I once heard that Paul Simon got the title “Mother and Child Reunion” from a chicken and egg sandwich—which in diner lingo is known as a mother and child reunion. But I discovered recently that the title came from the Say Eng Look Restaurant in New York City’s Chinatown district.
In a 1972 Rolling Stone interview Simon said, “Know where the words came from on that? I was eating in a Chinese restaurant downtown. There was a dish called ‘Mother and Child Reunion.’ It’s chicken and eggs.” Known as “mother/child” or “mother/daughter reunion” these are common menu items at Chinese restaurants, and another version—oyakodon: mother/daughter bowl—is Japanese “soul food.” As with basic dishes, oyakodon is made in many ways as there are cooks to make it. Here’s my version, which varies with available ingredients. I’ll often add chopped mild thin-walled peppers (not a fan of bell peppers at all; more about that later), sun-dried tomatoes, mushrooms, and bacon.

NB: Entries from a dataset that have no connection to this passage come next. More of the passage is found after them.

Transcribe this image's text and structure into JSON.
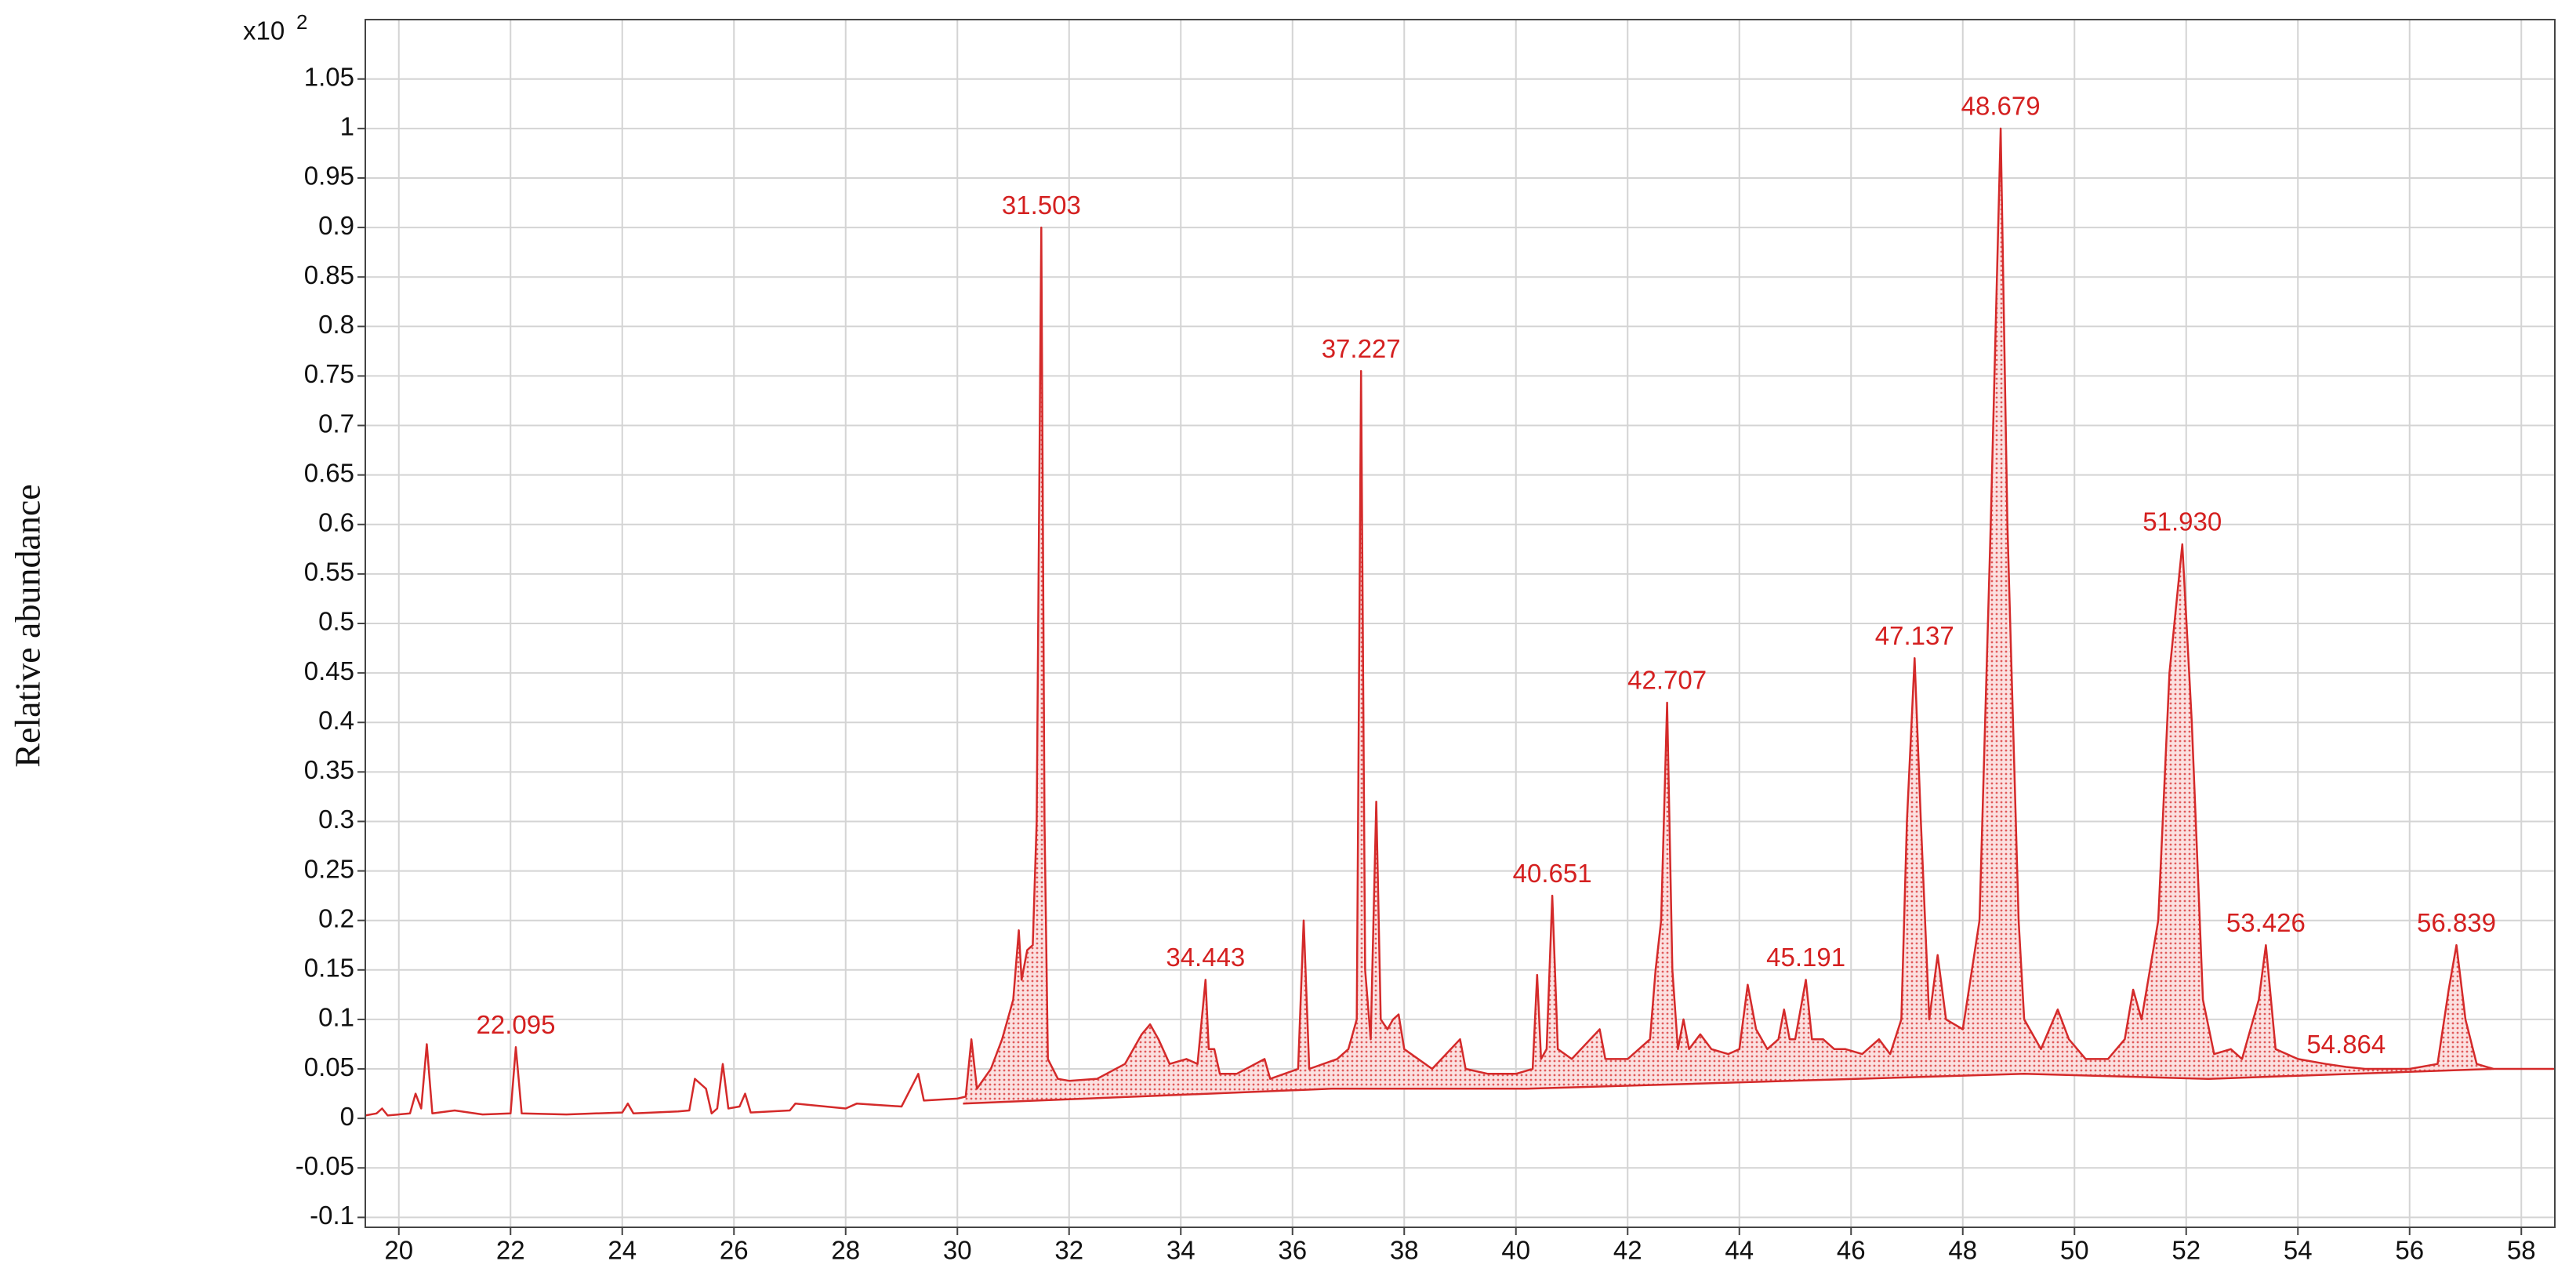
{
  "chart_data": {
    "type": "line",
    "y_label": "Relative abundance",
    "multiplier": "x10",
    "multiplier_exponent": "2",
    "xlim": [
      19.4,
      58.6
    ],
    "ylim": [
      -0.11,
      1.11
    ],
    "xticks": [
      20,
      22,
      24,
      26,
      28,
      30,
      32,
      34,
      36,
      38,
      40,
      42,
      44,
      46,
      48,
      50,
      52,
      54,
      56,
      58
    ],
    "yticks": [
      -0.1,
      -0.05,
      0,
      0.05,
      0.1,
      0.15,
      0.2,
      0.25,
      0.3,
      0.35,
      0.4,
      0.45,
      0.5,
      0.55,
      0.6,
      0.65,
      0.7,
      0.75,
      0.8,
      0.85,
      0.9,
      0.95,
      1,
      1.05
    ],
    "grid": true,
    "series": [
      {
        "color": "#d42a2a",
        "fill_color": "#f3a9a9",
        "x": [
          19.4,
          19.6,
          19.7,
          19.8,
          20.2,
          20.3,
          20.4,
          20.5,
          20.6,
          21.0,
          21.5,
          22.0,
          22.095,
          22.2,
          23,
          24,
          24.1,
          24.2,
          25,
          25.2,
          25.3,
          25.4,
          25.5,
          25.6,
          25.7,
          25.8,
          25.9,
          26.1,
          26.2,
          26.3,
          27,
          27.1,
          28,
          28.2,
          29,
          29.3,
          29.4,
          30,
          30.15,
          30.25,
          30.35,
          30.6,
          30.8,
          31.0,
          31.1,
          31.15,
          31.25,
          31.35,
          31.42,
          31.503,
          31.56,
          31.62,
          31.8,
          32,
          32.5,
          33,
          33.3,
          33.45,
          33.6,
          33.8,
          34.1,
          34.3,
          34.443,
          34.5,
          34.6,
          34.7,
          35,
          35.5,
          35.6,
          36.1,
          36.2,
          36.3,
          36.8,
          37.0,
          37.15,
          37.227,
          37.3,
          37.4,
          37.5,
          37.58,
          37.7,
          37.8,
          37.9,
          38.0,
          38.5,
          39,
          39.1,
          39.5,
          40,
          40.3,
          40.38,
          40.45,
          40.55,
          40.651,
          40.75,
          41,
          41.5,
          41.6,
          42,
          42.4,
          42.5,
          42.6,
          42.707,
          42.8,
          42.9,
          43,
          43.1,
          43.3,
          43.5,
          43.8,
          44.0,
          44.15,
          44.3,
          44.5,
          44.7,
          44.8,
          44.9,
          45.0,
          45.191,
          45.3,
          45.5,
          45.7,
          45.9,
          46.2,
          46.5,
          46.7,
          46.9,
          47.0,
          47.137,
          47.25,
          47.4,
          47.55,
          47.7,
          48,
          48.3,
          48.5,
          48.679,
          48.8,
          49.0,
          49.1,
          49.4,
          49.7,
          49.9,
          50.2,
          50.6,
          50.9,
          51.05,
          51.2,
          51.5,
          51.7,
          51.93,
          52.1,
          52.3,
          52.5,
          52.8,
          53.0,
          53.3,
          53.426,
          53.6,
          54,
          54.5,
          54.864,
          55.2,
          55.5,
          56,
          56.5,
          56.7,
          56.839,
          57,
          57.2,
          57.5,
          58.6
        ],
        "values": [
          0.003,
          0.005,
          0.01,
          0.003,
          0.005,
          0.025,
          0.01,
          0.075,
          0.005,
          0.008,
          0.004,
          0.005,
          0.072,
          0.005,
          0.004,
          0.006,
          0.015,
          0.005,
          0.007,
          0.008,
          0.04,
          0.035,
          0.03,
          0.005,
          0.01,
          0.055,
          0.01,
          0.012,
          0.025,
          0.006,
          0.008,
          0.015,
          0.01,
          0.015,
          0.012,
          0.045,
          0.018,
          0.02,
          0.022,
          0.08,
          0.03,
          0.05,
          0.08,
          0.12,
          0.19,
          0.14,
          0.17,
          0.175,
          0.3,
          0.9,
          0.3,
          0.06,
          0.04,
          0.038,
          0.04,
          0.055,
          0.085,
          0.095,
          0.08,
          0.055,
          0.06,
          0.055,
          0.14,
          0.07,
          0.07,
          0.045,
          0.045,
          0.06,
          0.04,
          0.05,
          0.2,
          0.05,
          0.06,
          0.07,
          0.1,
          0.755,
          0.15,
          0.08,
          0.32,
          0.1,
          0.09,
          0.1,
          0.105,
          0.07,
          0.05,
          0.08,
          0.05,
          0.045,
          0.045,
          0.05,
          0.145,
          0.06,
          0.07,
          0.225,
          0.07,
          0.06,
          0.09,
          0.06,
          0.06,
          0.08,
          0.15,
          0.2,
          0.42,
          0.15,
          0.07,
          0.1,
          0.07,
          0.085,
          0.07,
          0.065,
          0.07,
          0.135,
          0.09,
          0.07,
          0.08,
          0.11,
          0.08,
          0.08,
          0.14,
          0.08,
          0.08,
          0.07,
          0.07,
          0.065,
          0.08,
          0.065,
          0.1,
          0.3,
          0.465,
          0.3,
          0.1,
          0.165,
          0.1,
          0.09,
          0.2,
          0.6,
          1.0,
          0.6,
          0.2,
          0.1,
          0.07,
          0.11,
          0.08,
          0.06,
          0.06,
          0.08,
          0.13,
          0.1,
          0.2,
          0.45,
          0.58,
          0.4,
          0.12,
          0.065,
          0.07,
          0.06,
          0.12,
          0.175,
          0.07,
          0.06,
          0.055,
          0.052,
          0.05,
          0.05,
          0.05,
          0.055,
          0.13,
          0.175,
          0.1,
          0.055,
          0.05,
          0.05
        ]
      }
    ],
    "baseline": {
      "x": [
        30.1,
        36.7,
        40.2,
        49.1,
        52.4,
        57.5
      ],
      "values": [
        0.015,
        0.03,
        0.03,
        0.045,
        0.04,
        0.05
      ]
    },
    "annotations": [
      {
        "text": "22.095",
        "x": 22.095
      },
      {
        "text": "31.503",
        "x": 31.503
      },
      {
        "text": "34.443",
        "x": 34.443
      },
      {
        "text": "37.227",
        "x": 37.227
      },
      {
        "text": "40.651",
        "x": 40.651
      },
      {
        "text": "42.707",
        "x": 42.707
      },
      {
        "text": "45.191",
        "x": 45.191
      },
      {
        "text": "47.137",
        "x": 47.137
      },
      {
        "text": "48.679",
        "x": 48.679
      },
      {
        "text": "51.930",
        "x": 51.93
      },
      {
        "text": "53.426",
        "x": 53.426
      },
      {
        "text": "54.864",
        "x": 54.864
      },
      {
        "text": "56.839",
        "x": 56.839
      }
    ]
  }
}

Cube a boneless breast of chicken, dust with fresh pepper, and fry in vegetable oil until browned. Then poach these chicken pieces in a good chicken broth until tender. Doesn’t take long. Drain the chicken, reserving the broth, and stir-fry/saute with sliced onions and whatever else you’re adding (green onions are a must). Then pour in enough broth to cover the chicken pieces by half, add a couple of dashes of good soy and rice wine, bring to a hard boil, and dribble in two or three lightly beaten eggs in sort of a figure 8. Cover and steam until the egg is just cooked through. Top with chopped green onions. Slide into a bowl of rice.